L’operazione è scattata quando gli agenti – diretti dal vicequestore Cinzia Nicolini – hanno controllato B.M, che si trovava nei pressi di uno sportello bancomat in via Leopardi. Nel corso del controllo, i poliziotti hanno trovato l’uomo in possesso di una carta Postepay con cui poco prima aveva effettuato un prelievo da 20 euro, ma gli hanno anche trovato addosso alcune centinaia di euro in banconote da 50 e da 20, e, all’interno di una tasca dei pantaloni, un arnese metallico a forma di forchetta identico a un altro uguale notato a terra lì nei pressi.

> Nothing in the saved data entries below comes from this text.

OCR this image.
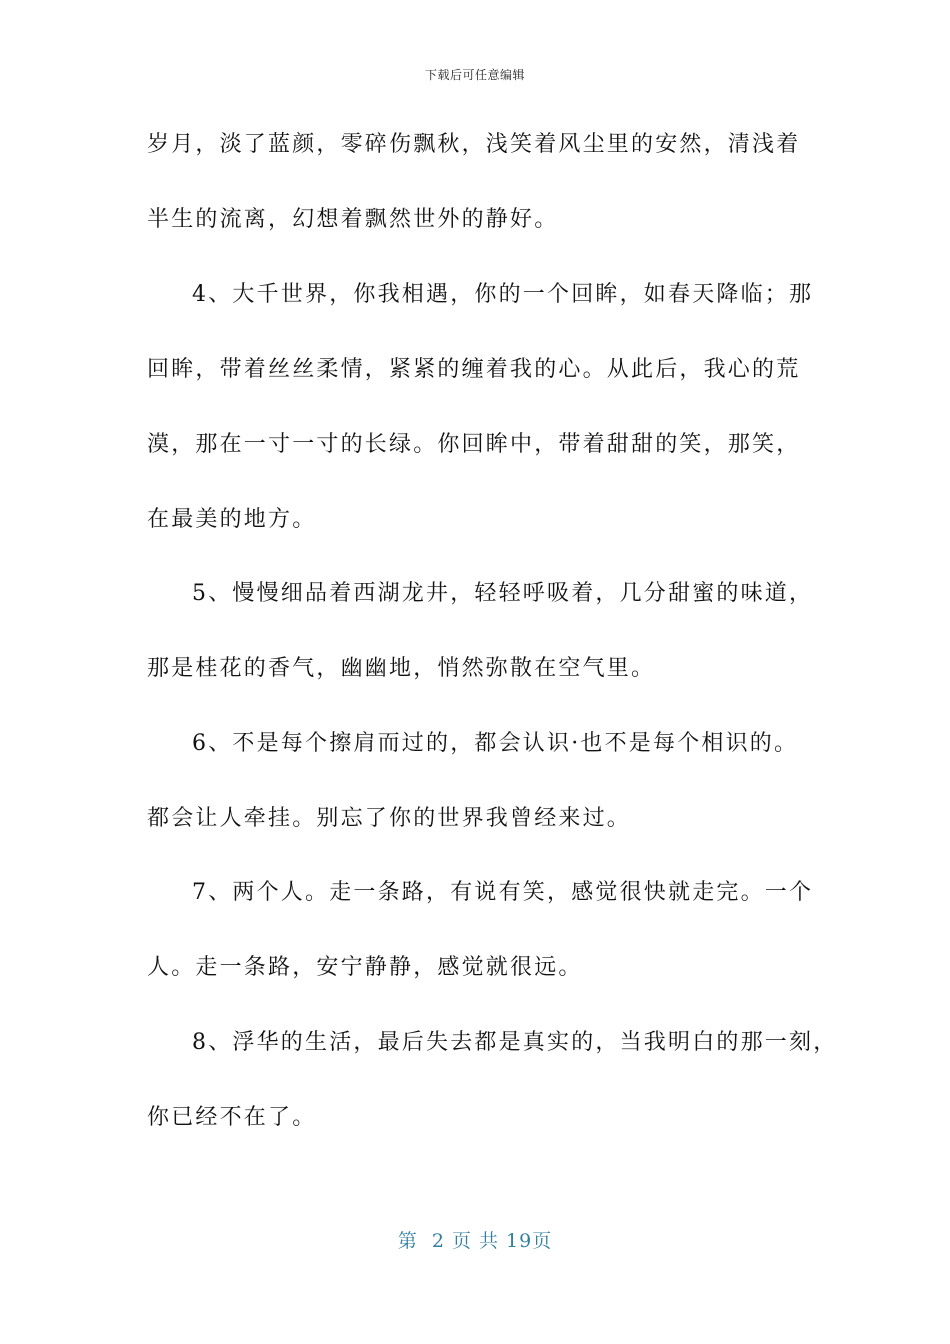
下载后可任意编辑
岁月，淡了蓝颜，零碎伤飘秋，浅笑着风尘里的安然，清浅着
半生的流离，幻想着飘然世外的静好。
4、大千世界，你我相遇，你的一个回眸，如春天降临；那
回眸，带着丝丝柔情，紧紧的缠着我的心。从此后，我心的荒
漠，那在一寸一寸的长绿。你回眸中，带着甜甜的笑，那笑，
在最美的地方。
5、慢慢细品着西湖龙井，轻轻呼吸着，几分甜蜜的味道，
那是桂花的香气，幽幽地，悄然弥散在空气里。
6、不是每个擦肩而过的，都会认识·也不是每个相识的。
都会让人牵挂。别忘了你的世界我曾经来过。
7、两个人。走一条路，有说有笑，感觉很快就走完。一个
人。走一条路，安宁静静，感觉就很远。
8、浮华的生活，最后失去都是真实的，当我明白的那一刻，
你已经不在了。
第  2 页 共 19页
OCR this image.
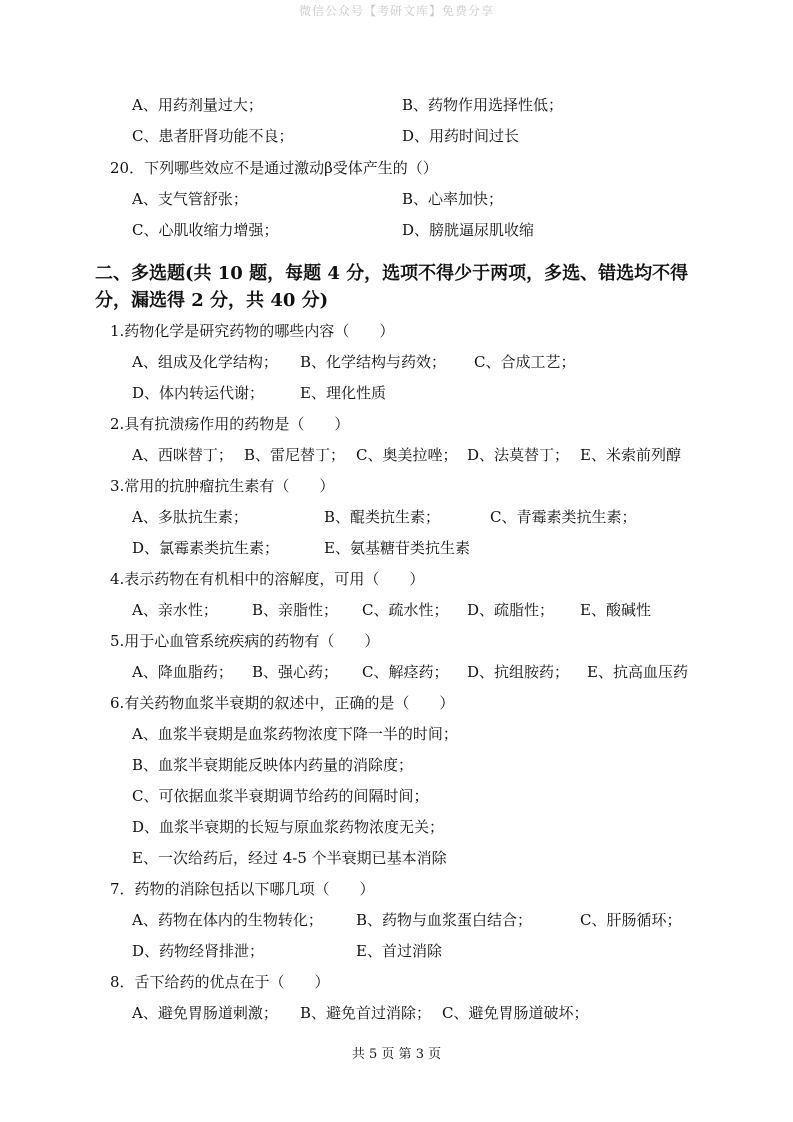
微信公众号【考研文库】免费分享
A、用药剂量过大；	B、药物作用选择性低；
C、患者肝肾功能不良；	D、用药时间过长
20．下列哪些效应不是通过激动β受体产生的（）
A、支气管舒张；	B、心率加快；
C、心肌收缩力增强；	D、膀胱逼尿肌收缩
二、多选题(共 10 题，每题 4 分，选项不得少于两项，多选、错选均不得
分，漏选得 2 分，共 40 分)
1.药物化学是研究药物的哪些内容（　　）
A、组成及化学结构； B、化学结构与药效； C、合成工艺；
D、体内转运代谢； E、理化性质
2.具有抗溃疡作用的药物是（　　）
A、西咪替丁； B、雷尼替丁； C、奥美拉唑； D、法莫替丁； E、米索前列醇
3.常用的抗肿瘤抗生素有（　　）
A、多肽抗生素；	B、醌类抗生素；	C、青霉素类抗生素；
D、氯霉素类抗生素；	E、氨基糖苷类抗生素
4.表示药物在有机相中的溶解度，可用（　　）
A、亲水性； B、亲脂性； C、疏水性； D、疏脂性； E、酸碱性
5.用于心血管系统疾病的药物有（　　）
A、降血脂药； B、强心药； C、解痉药； D、抗组胺药； E、抗高血压药
6.有关药物血浆半衰期的叙述中，正确的是（　　）
A、血浆半衰期是血浆药物浓度下降一半的时间；
B、血浆半衰期能反映体内药量的消除度；
C、可依据血浆半衰期调节给药的间隔时间；
D、血浆半衰期的长短与原血浆药物浓度无关；
E、一次给药后，经过 4-5 个半衰期已基本消除
7．药物的消除包括以下哪几项（　　）
A、药物在体内的生物转化； B、药物与血浆蛋白结合；	C、肝肠循环；
D、药物经肾排泄；	E、首过消除
8．舌下给药的优点在于（　　）
A、避免胃肠道刺激； B、避免首过消除； C、避免胃肠道破坏；
共 5 页 第 3 页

Approfondendo, gli agenti hanno appurato che il romeno inseriva l’oggetto metallico all’interno dell’estrattore delle banconote, che pertanto venivano bloccate, e, dopo alcuni mancati prelievi da parte di ignari clienti, rimuoveva l’oggetto stesso, effettuava un piccolo prelievo con la sua postpay e così riusciva a prelevare tutte le banconote rimaste in coda nello sportello. Quasi contemporaneamente, un’altra pattuglia fermava in piazza Cavour un secondo romeno, T.A., trovato in possesso di circa 1400 euro celati all’interno del bracciolo portaoggetti della propria auto, nel cui interno veniva rinvenuto un altro arnese uguale a quello trovato a B.M.. Secondo la ricostruzione fatta successivamente, si è accertato che i due romeni avevano effettuato nella mattinata, con il medesimo modo d’operare, altri due furti in altrettanti sportelli bancomat ubicati in via Palestro e a Marina di Montemarciano, ricavando un bottino di circa 6.000 euro, denaro che poi gli agenti hanno rinvenuto e sequestrato nel domicilio dei due. I romeni – risultati coinvolti anche in altri furti presso sportelli bancomat del Nord Italia – sono stati arrestati.